Exam Notes Flashcards
What does ANOVA Stand for?
Analysis of Varience
What distribution is used in a t-test what are degrees of freedom?
T distribution
n-k-1
K is regressors
n= observations
What does H0:Bj=0 imply?
That the regressor in question has no statistical significance.
Show the difference for H1 of a one and two-sided t-test.
H1: Bj>0 or Bj<0 (One-sided)
H1: BJ not = 0 (Two-Sided)
At what point do you reject the null hypothesis?
When t>C.
What is the critical value used for a two-sided test?
(1-alpha)/2
What do we assume when rejecting nulls?
That the alternative is two-sided when we reject.
What is the formula for a t-test. Suppose you are testing Bj=Aj
(Bj-Aj)/se(Bj)
What is the formula for confidence intervals?
BJ+- C.se(Bj)
Where C=1-alpha/2 in a tn-k-1 distribution.
How is the p-value calculated?
Find the t stat then find the percentile that the t-stat is within. P-val is the probability that this t-stat would be observed if the null was true.
Show the derivation of SE(B1-B2)
See notes
How to test B1=B2
Know that H0: B1–B2
and that B1+B2 = 0 =thy1
Then change regression to include thy 1 and test thy 1’s significance.
What is the point of a joint significance test?
It is to see if there is any warrant in including the regressors in the model. Basically is the increase in SSR too much.
What is the formula for the F-test?
F=(SSRr-SSRur)/q)/(SSRur/n-k-1)
Where q is the number of restricted regressors.
K includes the intercepts
What if you don’t have RSS, how can you run an F-test
Use the R2 formula.
F = (R2ur-R2r)/q/(1-R2ur)/n-k-1
What is the formula for overall significance?
F=(R2/k)/(1-R2)/n-k-1
If only one exclusion is being restricted then F=t^2
what is:
- Type 1 error
- Type 2 error
Type 1: Prob of null rejection when it’s true. (size of test) sig level = alpha
Type 2: prob of accepting a false null. (power of test) 1- prob type 2.
What are the marginal fx and elas
See notes and seminar for interpretation
What does a qualitative variable do?
It describe features of a data set that are not quantifiable.
What can a dummy independent variable do?
Allow the intercept or the slope to change due to different points in the data.
For example;
-oil crisis, financial crisis, drought.
Show a model with a single dummy variable inside
y=B0+sigmanaughtd+b1x+u
What formula should you use to interpret a coefficient on a variable when the dependent variable is a log variable.
When the coefficient is over 0.2, use 100*(e^coeff-1)
Make sure to put the minus in if the coefficient is negative.
What must you remember if you are making seasonal dummies for a quarterly data set?
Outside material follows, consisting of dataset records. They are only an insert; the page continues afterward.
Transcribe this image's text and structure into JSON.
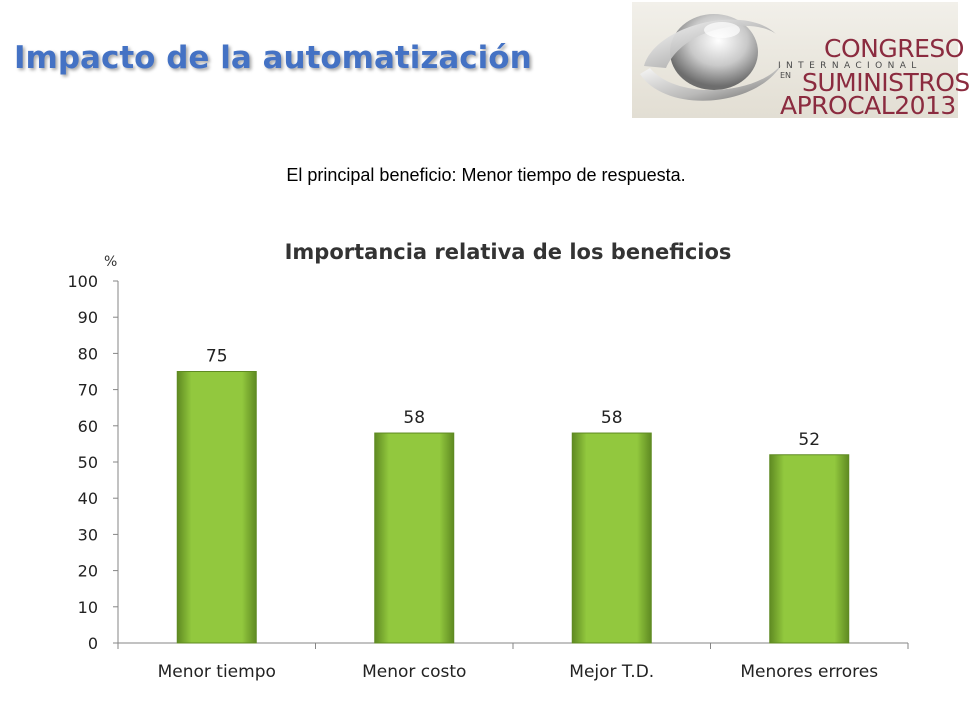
{
  "slide": {
    "title": "Impacto de la automatización",
    "subtitle": "El principal beneficio: Menor tiempo de respuesta."
  },
  "logo": {
    "line1": "CONGRESO",
    "line2": "INTERNACIONAL",
    "line3": "EN",
    "line4": "SUMINISTROS",
    "line5": "APROCAL2013"
  },
  "colors": {
    "title": "#4472c4",
    "bar": "#92c83e",
    "bar_dark": "#5f8a22",
    "axis": "#868686",
    "logo_text": "#8b2b3f"
  },
  "chart_data": {
    "type": "bar",
    "title": "Importancia relativa de los beneficios",
    "ylabel": "%",
    "xlabel": "",
    "categories": [
      "Menor tiempo",
      "Menor costo",
      "Mejor T.D.",
      "Menores errores"
    ],
    "values": [
      75,
      58,
      58,
      52
    ],
    "data_labels": [
      "75",
      "58",
      "58",
      "52"
    ],
    "ylim": [
      0,
      100
    ],
    "yticks": [
      0,
      10,
      20,
      30,
      40,
      50,
      60,
      70,
      80,
      90,
      100
    ],
    "grid": false,
    "legend": "none"
  }
}
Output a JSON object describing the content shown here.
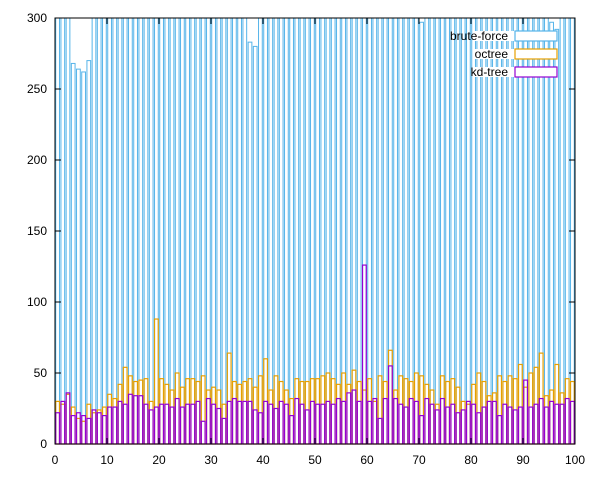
{
  "chart_data": {
    "type": "bar",
    "title": "",
    "xlabel": "",
    "ylabel": "",
    "xlim": [
      0,
      100
    ],
    "ylim": [
      0,
      300
    ],
    "x_ticks": [
      "0",
      "10",
      "20",
      "30",
      "40",
      "50",
      "60",
      "70",
      "80",
      "90",
      "100"
    ],
    "y_ticks": [
      "0",
      "50",
      "100",
      "150",
      "200",
      "250",
      "300"
    ],
    "grid": false,
    "legend_position": "top-right",
    "bar_style": "outlined, overlapping",
    "categories": [
      0,
      1,
      2,
      3,
      4,
      5,
      6,
      7,
      8,
      9,
      10,
      11,
      12,
      13,
      14,
      15,
      16,
      17,
      18,
      19,
      20,
      21,
      22,
      23,
      24,
      25,
      26,
      27,
      28,
      29,
      30,
      31,
      32,
      33,
      34,
      35,
      36,
      37,
      38,
      39,
      40,
      41,
      42,
      43,
      44,
      45,
      46,
      47,
      48,
      49,
      50,
      51,
      52,
      53,
      54,
      55,
      56,
      57,
      58,
      59,
      60,
      61,
      62,
      63,
      64,
      65,
      66,
      67,
      68,
      69,
      70,
      71,
      72,
      73,
      74,
      75,
      76,
      77,
      78,
      79,
      80,
      81,
      82,
      83,
      84,
      85,
      86,
      87,
      88,
      89,
      90,
      91,
      92,
      93,
      94,
      95,
      96,
      97,
      98,
      99
    ],
    "series": [
      {
        "name": "brute-force",
        "color": "#56b4e9",
        "values": [
          300,
          300,
          300,
          268,
          264,
          262,
          270,
          300,
          300,
          300,
          300,
          300,
          300,
          300,
          300,
          300,
          300,
          300,
          300,
          300,
          300,
          300,
          300,
          300,
          300,
          300,
          300,
          300,
          300,
          300,
          300,
          300,
          300,
          300,
          300,
          300,
          300,
          283,
          280,
          300,
          300,
          300,
          300,
          300,
          300,
          300,
          300,
          300,
          300,
          300,
          300,
          300,
          300,
          300,
          300,
          300,
          300,
          300,
          300,
          300,
          300,
          300,
          300,
          300,
          300,
          300,
          300,
          300,
          300,
          300,
          297,
          300,
          300,
          300,
          300,
          300,
          300,
          300,
          300,
          300,
          300,
          300,
          300,
          300,
          300,
          300,
          300,
          300,
          300,
          300,
          300,
          300,
          300,
          300,
          300,
          297,
          292,
          300,
          300,
          300
        ]
      },
      {
        "name": "octree",
        "color": "#e69f00",
        "values": [
          30,
          28,
          35,
          26,
          18,
          16,
          28,
          22,
          24,
          26,
          35,
          32,
          42,
          54,
          48,
          44,
          45,
          46,
          30,
          88,
          46,
          42,
          38,
          50,
          40,
          46,
          46,
          44,
          48,
          38,
          40,
          38,
          28,
          64,
          44,
          42,
          44,
          46,
          40,
          48,
          60,
          38,
          48,
          44,
          38,
          32,
          46,
          44,
          44,
          46,
          46,
          48,
          50,
          46,
          42,
          50,
          42,
          52,
          44,
          38,
          46,
          30,
          48,
          44,
          66,
          38,
          48,
          46,
          44,
          50,
          48,
          42,
          38,
          28,
          48,
          44,
          46,
          40,
          30,
          28,
          42,
          50,
          44,
          34,
          36,
          48,
          44,
          48,
          46,
          56,
          40,
          50,
          54,
          64,
          34,
          38,
          56,
          36,
          46,
          44
        ]
      },
      {
        "name": "kd-tree",
        "color": "#9400d3",
        "values": [
          22,
          30,
          36,
          20,
          22,
          20,
          18,
          24,
          22,
          20,
          26,
          26,
          30,
          28,
          35,
          34,
          34,
          28,
          24,
          26,
          28,
          28,
          26,
          32,
          26,
          28,
          28,
          30,
          16,
          32,
          28,
          25,
          18,
          30,
          32,
          30,
          30,
          30,
          24,
          22,
          30,
          28,
          25,
          30,
          28,
          20,
          32,
          28,
          24,
          30,
          28,
          28,
          30,
          28,
          32,
          30,
          36,
          38,
          30,
          126,
          30,
          32,
          18,
          32,
          55,
          32,
          28,
          26,
          32,
          30,
          20,
          32,
          28,
          24,
          32,
          26,
          28,
          22,
          24,
          30,
          28,
          22,
          26,
          30,
          30,
          20,
          28,
          26,
          24,
          26,
          45,
          26,
          28,
          32,
          26,
          30,
          28,
          28,
          32,
          30
        ]
      }
    ]
  }
}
You must remember to only include 3. Let Q1 be represented by the intercept. It is known as the base category, the other three coefficients are compared against it.
How do you put a dummy for multiple categories?
Imagine everyone is either:
- HS dropout
- HS grad
- College Grad
And you want to compare HS and College grads to HS dropouts.
You would include two dummy variables;
hsgrad=1 if only has grad, 0 other wise
colGRAD=1 if col grad and 0 otherwise.
Now the effect of HS dropout can be seen if the other two variables are 0.
How can dummy variables be used for an interaction term. Give an example.
Imagine if you want to see that impact on some random dependent variable of being both married and female.
You would create three dummies:
- Female dummy
- Married Dummy
- Female*Married dummy.
Then would have coefficients
a1 a2 a3
respectively.
So then if you wanted to see the effect.
The formal model is as follows;
y=b0+a1fem+a2married+a3fem*married+B1x+u
Single male:
B0+b1
Single female:
B0+a1+B1
Married female:
B0+a1+a2+a3+B1
Married Male:
B0+a2+B1
What happens if dummy variables are interacted with continuous variables?
Then it allows the model to differ by both intercept and slope.
What does a coefficient imply in the LPM
It means you are x amount more likely to achieve success in the model.
What are the pros and cons of LPM
Pros:
- Easy to estimate and read
- More robust than a probit or logit model.
Cons:
- Predictions may give probability over 1.
- Assuming the effect is linear may be restrictive.
- Violates the assumption of homoscedasticity.
As Var(y|x)=P(x)*(1-P(x))
and obvs p x can change.